但是现如今,民意难为,他也只能两边将就下,假意将太后带下去,以平缓百姓的喧闹。
然而更棘手的是,这位太后并不配合。
江采手中银光闪烁,她死死的护在黄尚书一家人面前,紧绷着脸:“今日谁敢动他们,那就先从我的尸体上踏过去!”
虽然话放在这里,但是江采自己也知道。她支撑不了多久的。
寡不敌众,今日如若不能全身而退,那便是与黄明容等人一齐死在这里!
死就死吧,能在死之前,让自己的心结解了,也算是不虚此行了!
“娘娘,您快些走吧,此地不宜久留……”
身后的黄明容还在小声的劝着她,江采直接蹲下来,要替她解开枷锁。
但是这古代锁匠的手艺实在不容小觑,江采这点小伎俩根本不够看的!
世间越是紧急,突发状况越多,江采急的额上都沁出一层冷汗。
“咱们人多,还怕她不成?!”
终于,江采最担心的事情还是发生了。
人群中,不知是谁这么喊了一句,一时间,邢台周围的侍卫也开始控制不住。
眼看着百姓们就要冲上台,江采只听得咔嚓一声,黄明容脖颈上的枷锁应声而开。
江采大喜,正要去帮黄明堂开锁,忽然胳膊被人拉住,下一瞬间,刚刚脱离了枷锁的黄明容也被人制服。
监斩官急的站起来:“带太后先走,剩下的,行刑!”
江采瞳孔一阵收缩,她被一群侍卫架着,根本动弹不得,而那边的刽子手已经高高举起手中的砍刀。
“住手!”
这一声,着实是撕心裂肺,江采能感觉到声带已经受损,喉咙处火辣辣的疼。
但是,但是,并没能阻止!
手起刀落,滚烫的献血喷洒在她面上,血幕间,黄尚书的头颅与身体已经分开,被砍下的头咕噜噜滚到脚边,黄尚书的眼睛紧闭,面上血淋淋的,看的人呼吸一滞。

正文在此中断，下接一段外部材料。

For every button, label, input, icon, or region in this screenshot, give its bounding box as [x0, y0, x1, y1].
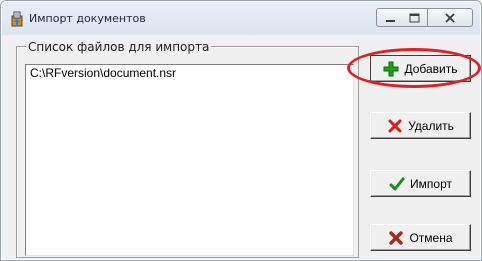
add-button-label: Добавить	[404, 61, 458, 76]
import-button-label: Импорт	[410, 176, 452, 191]
cancel-button[interactable]: Отмена	[370, 224, 471, 251]
files-group-label: Список файлов для импорта	[26, 40, 212, 54]
delete-x-icon	[387, 118, 403, 134]
cancel-x-icon	[388, 230, 404, 246]
close-icon	[445, 13, 455, 23]
close-button[interactable]	[428, 8, 473, 27]
minimize-icon	[386, 20, 395, 22]
maximize-button[interactable]	[402, 8, 428, 27]
add-button[interactable]: Добавить	[370, 55, 471, 82]
import-button[interactable]: Импорт	[370, 170, 471, 197]
title-bar[interactable]: Импорт документов	[2, 2, 480, 35]
files-listbox[interactable]: C:\RFversion\document.nsr	[25, 64, 354, 256]
delete-button-label: Удалить	[408, 118, 454, 133]
minimize-button[interactable]	[376, 8, 403, 27]
dialog-client-area: Список файлов для импорта C:\RFversion\d…	[9, 35, 475, 258]
checkmark-icon	[389, 176, 405, 192]
import-dialog: Импорт документов Список файлов для импо…	[0, 0, 482, 261]
list-item[interactable]: C:\RFversion\document.nsr	[30, 66, 176, 80]
import-docs-icon	[9, 11, 25, 27]
cancel-button-label: Отмена	[409, 230, 453, 245]
maximize-icon	[409, 13, 420, 23]
delete-button[interactable]: Удалить	[370, 112, 471, 139]
plus-icon	[383, 61, 399, 77]
window-title: Импорт документов	[29, 12, 146, 25]
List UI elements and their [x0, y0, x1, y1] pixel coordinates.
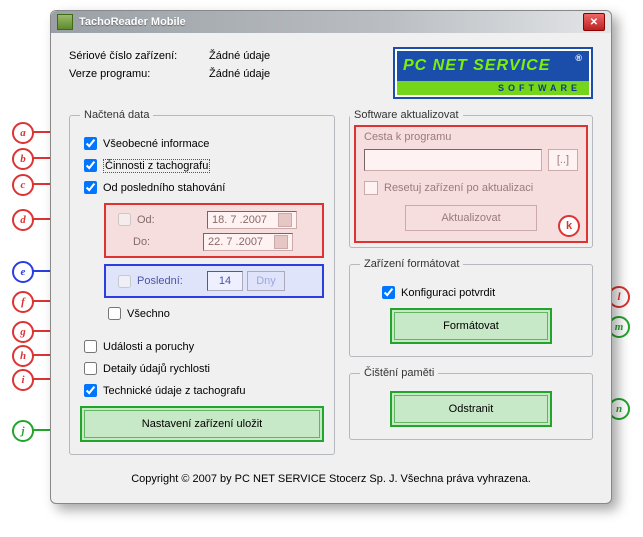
- clear-button-label: Odstranit: [449, 403, 494, 415]
- marker-g: g: [12, 321, 34, 343]
- window-title: TachoReader Mobile: [79, 16, 583, 28]
- format-button-label: Formátovat: [443, 320, 499, 332]
- registered-icon: ®: [575, 51, 583, 63]
- marker-d: d: [12, 209, 34, 231]
- check-all-label: Všechno: [127, 308, 170, 320]
- logo-brand: PC NET SERVICE: [403, 57, 550, 75]
- close-button[interactable]: ✕: [583, 13, 605, 31]
- check-speed-details-label: Detaily údajů rychlosti: [103, 363, 210, 375]
- check-tacho-activities-label: Činnosti z tachografu: [103, 159, 210, 173]
- marker-b: b: [12, 148, 34, 170]
- version-label: Verze programu:: [69, 65, 209, 83]
- marker-k: k: [558, 215, 580, 237]
- update-button-label: Aktualizovat: [441, 212, 500, 224]
- from-date-value: 18. 7 .2007: [212, 211, 267, 229]
- check-from[interactable]: [118, 213, 131, 226]
- date-range-box: Od: 18. 7 .2007 Do: 22. 7 .2007: [104, 203, 324, 258]
- check-all[interactable]: [108, 307, 121, 320]
- close-icon: ✕: [590, 17, 598, 28]
- check-last[interactable]: [118, 275, 131, 288]
- marker-h: h: [12, 345, 34, 367]
- days-unit-button[interactable]: Dny: [247, 271, 285, 291]
- check-general-info-label: Všeobecné informace: [103, 138, 209, 150]
- format-button[interactable]: Formátovat: [394, 312, 548, 340]
- copyright: Copyright © 2007 by PC NET SERVICE Stoce…: [69, 473, 593, 485]
- check-since-last-download[interactable]: [84, 181, 97, 194]
- software-update-group: Software aktualizovat Cesta k programu […: [349, 109, 593, 248]
- chevron-down-icon: [278, 213, 292, 227]
- serial-value: Žádné údaje: [209, 47, 270, 65]
- save-settings-button[interactable]: Nastavení zařízení uložit: [84, 410, 320, 438]
- last-days-value[interactable]: 14: [207, 271, 243, 291]
- marker-f: f: [12, 291, 34, 313]
- update-button[interactable]: Aktualizovat: [405, 205, 537, 231]
- check-events-faults[interactable]: [84, 340, 97, 353]
- save-settings-wrap: Nastavení zařízení uložit: [80, 406, 324, 442]
- loaded-data-group: Načtená data Všeobecné informace Činnost…: [69, 109, 335, 455]
- check-confirm-config-label: Konfiguraci potvrdit: [401, 287, 495, 299]
- loaded-data-legend: Načtená data: [80, 109, 153, 121]
- check-tacho-activities[interactable]: [84, 159, 97, 172]
- program-path-label: Cesta k programu: [364, 131, 578, 143]
- last-days-box: Poslední: 14 Dny: [104, 264, 324, 298]
- format-device-group: Zařízení formátovat Konfiguraci potvrdit…: [349, 258, 593, 357]
- check-since-last-download-label: Od posledního stahování: [103, 182, 225, 194]
- from-label: Od:: [137, 214, 207, 226]
- check-confirm-config[interactable]: [382, 286, 395, 299]
- check-reset-after-update[interactable]: [364, 181, 378, 195]
- to-label: Do:: [133, 236, 203, 248]
- format-device-legend: Zařízení formátovat: [360, 258, 463, 270]
- check-events-faults-label: Události a poruchy: [103, 341, 194, 353]
- logo: PC NET SERVICE ® SOFTWARE: [393, 47, 593, 99]
- browse-button[interactable]: [..]: [548, 149, 578, 171]
- to-date-value: 22. 7 .2007: [208, 233, 263, 251]
- window: TachoReader Mobile ✕ Sériové číslo zaříz…: [50, 10, 612, 504]
- device-info: Sériové číslo zařízení: Žádné údaje Verz…: [69, 47, 393, 99]
- software-update-legend: Software aktualizovat: [350, 109, 463, 121]
- save-settings-label: Nastavení zařízení uložit: [142, 418, 262, 430]
- program-path-input[interactable]: [364, 149, 542, 171]
- logo-sub: SOFTWARE: [397, 81, 589, 95]
- content: Sériové číslo zařízení: Žádné údaje Verz…: [51, 33, 611, 491]
- to-date[interactable]: 22. 7 .2007: [203, 233, 293, 251]
- marker-i: i: [12, 369, 34, 391]
- clear-button[interactable]: Odstranit: [394, 395, 548, 423]
- marker-j: j: [12, 420, 34, 442]
- clear-memory-group: Čištění paměti Odstranit: [349, 367, 593, 440]
- marker-a: a: [12, 122, 34, 144]
- check-speed-details[interactable]: [84, 362, 97, 375]
- version-value: Žádné údaje: [209, 65, 270, 83]
- check-reset-after-update-label: Resetuj zařízení po aktualizaci: [384, 182, 533, 194]
- serial-label: Sériové číslo zařízení:: [69, 47, 209, 65]
- from-date[interactable]: 18. 7 .2007: [207, 211, 297, 229]
- titlebar: TachoReader Mobile ✕: [51, 11, 611, 33]
- chevron-down-icon: [274, 235, 288, 249]
- app-icon: [57, 14, 73, 30]
- last-label: Poslední:: [137, 275, 207, 287]
- clear-memory-legend: Čištění paměti: [360, 367, 438, 379]
- check-technical-data-label: Technické údaje z tachografu: [103, 385, 245, 397]
- marker-e: e: [12, 261, 34, 283]
- marker-c: c: [12, 174, 34, 196]
- check-general-info[interactable]: [84, 137, 97, 150]
- browse-label: [..]: [557, 154, 569, 166]
- check-technical-data[interactable]: [84, 384, 97, 397]
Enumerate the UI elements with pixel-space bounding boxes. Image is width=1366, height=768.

现场的百姓被这血腥的一幕所怔住,监斩官借着这个机会,让人带着已经失去行动力的江采离开。
“继续行刑!”
江采耳膜像是被蒙上一层保鲜膜,只能听得模糊的一句,而那边俨然被这一幕所吓到的黄明堂脸上还尚存惊恐,下一秒,表情便永远凝固在脸上。
当黄明堂倒下是,江采终于反应过来,嘶哑着嗓子喊:“不要!”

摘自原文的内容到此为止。